Authoritarian Surveillance, Censorship, and Use (General)
While new technologies like advanced AI assistants can aid in the production and dissemination of decision-guiding information, they can also enable and exacerbate threats to production and dissemination of reliable information and, without the proper mitigations, can be powerful targeting tools for oppression and control. Increasingly capable general-purpose AI assistants combined with our digital dependence in all walks of life increase the risk of authoritarian surveillance and censorship. In parallel, new sensors have flooded the modern world.
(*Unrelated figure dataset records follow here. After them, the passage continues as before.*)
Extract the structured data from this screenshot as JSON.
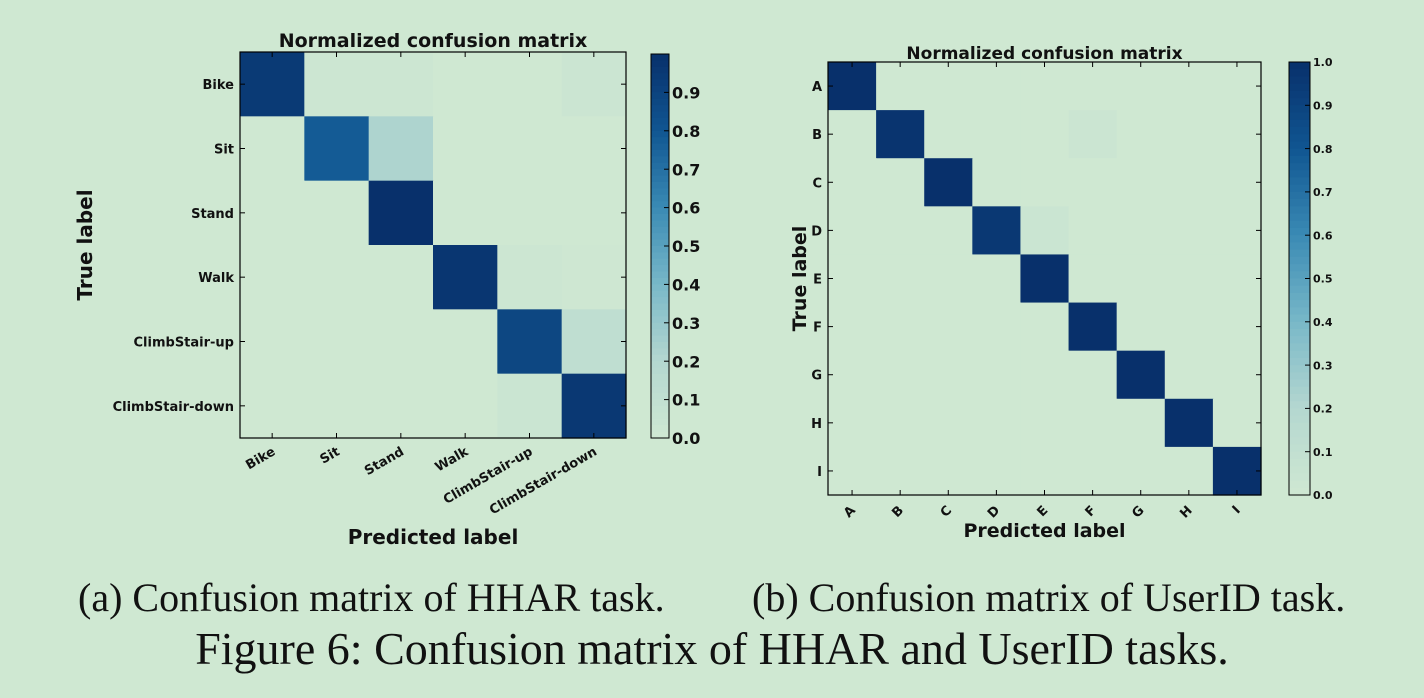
{
  "chart_data": [
    {
      "type": "heatmap",
      "title": "Normalized confusion matrix",
      "xlabel": "Predicted label",
      "ylabel": "True label",
      "categories": [
        "Bike",
        "Sit",
        "Stand",
        "Walk",
        "ClimbStair-up",
        "ClimbStair-down"
      ],
      "matrix": [
        [
          0.95,
          0.02,
          0.02,
          0.0,
          0.0,
          0.03
        ],
        [
          0.0,
          0.78,
          0.22,
          0.0,
          0.0,
          0.0
        ],
        [
          0.0,
          0.0,
          1.0,
          0.0,
          0.0,
          0.0
        ],
        [
          0.0,
          0.0,
          0.0,
          0.97,
          0.02,
          0.01
        ],
        [
          0.0,
          0.0,
          0.0,
          0.0,
          0.88,
          0.12
        ],
        [
          0.0,
          0.0,
          0.0,
          0.0,
          0.04,
          0.96
        ]
      ],
      "colorbar_ticks": [
        "0.0",
        "0.1",
        "0.2",
        "0.3",
        "0.4",
        "0.5",
        "0.6",
        "0.7",
        "0.8",
        "0.9"
      ],
      "colorbar_range": [
        0,
        1.0
      ],
      "colormap": "Blues"
    },
    {
      "type": "heatmap",
      "title": "Normalized confusion matrix",
      "xlabel": "Predicted label",
      "ylabel": "True label",
      "categories": [
        "A",
        "B",
        "C",
        "D",
        "E",
        "F",
        "G",
        "H",
        "I"
      ],
      "matrix": [
        [
          1.0,
          0.0,
          0.0,
          0.0,
          0.0,
          0.0,
          0.0,
          0.0,
          0.0
        ],
        [
          0.0,
          0.98,
          0.0,
          0.0,
          0.0,
          0.03,
          0.0,
          0.0,
          0.0
        ],
        [
          0.0,
          0.0,
          1.0,
          0.0,
          0.0,
          0.0,
          0.0,
          0.0,
          0.0
        ],
        [
          0.0,
          0.0,
          0.0,
          0.96,
          0.04,
          0.0,
          0.0,
          0.0,
          0.0
        ],
        [
          0.0,
          0.0,
          0.0,
          0.0,
          1.0,
          0.0,
          0.0,
          0.0,
          0.0
        ],
        [
          0.0,
          0.0,
          0.0,
          0.0,
          0.0,
          1.0,
          0.0,
          0.0,
          0.0
        ],
        [
          0.0,
          0.0,
          0.0,
          0.0,
          0.0,
          0.0,
          1.0,
          0.0,
          0.0
        ],
        [
          0.0,
          0.0,
          0.0,
          0.0,
          0.0,
          0.0,
          0.0,
          1.0,
          0.0
        ],
        [
          0.0,
          0.0,
          0.0,
          0.0,
          0.0,
          0.0,
          0.0,
          0.0,
          1.0
        ]
      ],
      "colorbar_ticks": [
        "0.0",
        "0.1",
        "0.2",
        "0.3",
        "0.4",
        "0.5",
        "0.6",
        "0.7",
        "0.8",
        "0.9",
        "1.0"
      ],
      "colorbar_range": [
        0,
        1.0
      ],
      "colormap": "Blues"
    }
  ],
  "captions": {
    "a": "(a) Confusion matrix of HHAR task.",
    "b": "(b) Confusion matrix of UserID task.",
    "figure": "Figure 6: Confusion matrix of HHAR and UserID tasks."
  },
  "colors": {
    "background": "#cfe8d2",
    "low": "#cfe8d2",
    "high": "#08306b"
  }
}
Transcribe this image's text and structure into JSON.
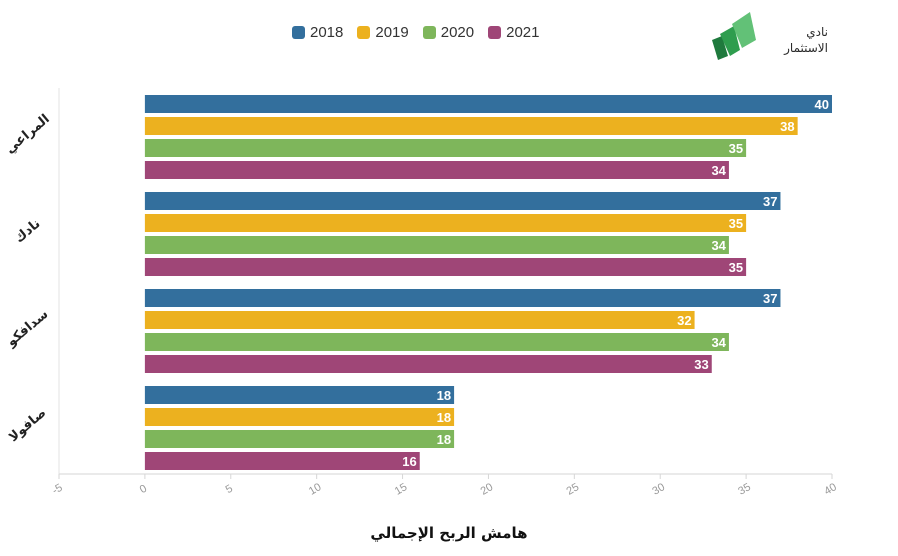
{
  "chart_data": {
    "type": "bar",
    "orientation": "horizontal",
    "categories": [
      "المراعي",
      "نادك",
      "سدافكو",
      "صافولا"
    ],
    "series": [
      {
        "name": "2018",
        "color": "#336f9d",
        "values": [
          40,
          37,
          37,
          18
        ]
      },
      {
        "name": "2019",
        "color": "#ecb11f",
        "values": [
          38,
          35,
          32,
          18
        ]
      },
      {
        "name": "2020",
        "color": "#7eb65b",
        "values": [
          35,
          34,
          34,
          18
        ]
      },
      {
        "name": "2021",
        "color": "#9f4677",
        "values": [
          34,
          35,
          33,
          16
        ]
      }
    ],
    "xlabel": "هامش الربح الإجمالي",
    "ylabel": "",
    "xlim": [
      -5,
      40
    ],
    "xticks": [
      -5,
      0,
      5,
      10,
      15,
      20,
      25,
      30,
      35,
      40
    ],
    "grid": false,
    "legend_position": "top-center",
    "data_labels": true
  },
  "logo": {
    "line1": "نادي",
    "line2": "الاستثمار",
    "colors": [
      "#1f7a3d",
      "#2e9d4e",
      "#62c177"
    ]
  }
}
The internet of things, phones, cars, homes, and social media platforms collect troves of data, which can then be integrated by advanced AI assistants with external tool-use and multimodal capabilities to assist malicious actors in identifying, targeting, manipulating, or coercing citizens.
ENTITY
1 - Human
INTENT
1 - Intentional
TIMING
2 - Post-deployment
Risk ID
mit388
Domain lineage
4. Malicious Actors & Misuse
4.1 > Disinformation, surveillance, and influence at scale
Mitigation strategy
1. **Implement Privacy-Preserving Machine Learning (PPML) Architectures:** Mandate the use of techniques such as Differential Privacy and Secure Federated Learning during the AI's development to ensure that individual user data cannot be aggregated or de-anonymized at scale, thereby structurally inhibiting the AI's utility as a mass surveillance or targeting tool. 2. **Establish and Enforce Transparent, Auditable Use Policies:** Draft and publicly commit to stringent ethical guidelines that explicitly prohibit the deployment of the AI assistant for state-sponsored surveillance, content censorship, or political coercion, coupled with robust, independent auditing mechanisms to monitor API access, data input, and deployment contexts for non-compliance. 3. **Conduct Rigorous Adversarial Misuse and Data Integration Red-Teaming:** Execute continuous, specialized red-teaming simulations that focus on the AI's ability to integrate data from external, multimodal sources (e.g., IoT, social media feeds) to identify, track, or manipulate populations, ensuring vulnerabilities are identified and patched before systems are deployed in sensitive domains.